I’m was sitting here, after having six cups of tea, chewing nicotine gum, trying to get some momentum and wondering how the small course I’m building in Articulate is tipping 1 gig. Then, all the caffeine and nicotine hit and I decided I needed to sit in the sunroom and focus.
Praying helps that.
So I broke out the “This Day” copy, and read through today’s mass readings, leaving me with the idea that it wouldn’t be a bad practice to jot this stuff down here on the blog.
Today’s Gospel is Matthew 9:9-1, where he calls Matthew (the tax collector) to join him.
9 As Jesus went on from there, he saw a man named Matthew sitting at the tax collector’s booth. “Follow me,” he told him, and Matthew got up and followed him.
10 While Jesus was having dinner at Matthew’s house, many tax collectors and sinners came and ate with him and his disciples. 11 When the Pharisees saw this, they asked his disciples, “Why does your teacher eat with tax collectors and sinners?”

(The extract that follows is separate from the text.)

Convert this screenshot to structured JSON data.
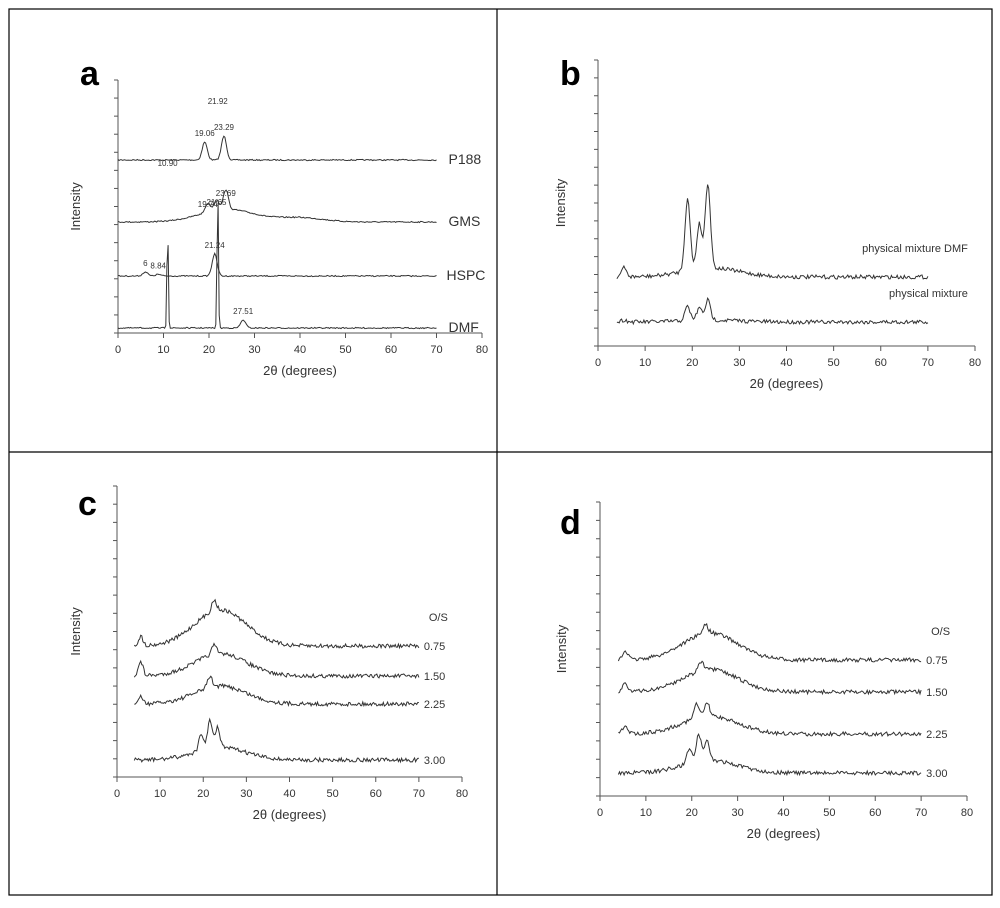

12 On hearing this, Jesus said, “It is not the healthy who need a doctor, but the sick. 13 But go and learn what this means: ‘I desire mercy, not sacrifice.’ For I have not come to call the righteous, but sinners.”
Matthew 9:9-13
You have to understand something about tax collectors back in the day to get this. In Jesus’ time, the Romans outsourced tax collections to the locals – Jews. These tax collectors made their living by adding a ‘vig’, or an extra markup – so to speak, to the tax due. Some were more, uh, ‘aggressive’ with their bite of the apple, and they were collecting money from their people to hand to an occupying power.
They weren’t loved.
I take away two things from this passage. First, Jesus came for the sinners. As he explains above. We are all capable of repentance.
Second is that in today’s time we have a class of people that are precisely like the Pharisees and Scribes of Jesus’ time. “Why are you socializing with the un-vaxxed?”, “Why should we give the same standards of healthcare to the un-vaxxed”.
We live in a time where the modern day Pharisees and their fellow travelers see no problem doxxing, and ruining the ‘unclean’ of today’s world. Unclean meaning anyone that doesn’t agree with them 100%.
After the new year, as we approach lent you will see Jesus calling out these hypocrites. It resulted in his crucifixion. Today’s Pharisees aren’t any different. So far they seem immune to their obvious hypocrisy being pointed out.
Not long after Jesus’ death and resurrection, Jerusalem was sacked, the temple destroyed and the Pharisees, Scribes, and most of the population scattered.
Food for thought.
Now that the shakes are over, output today will be stunning.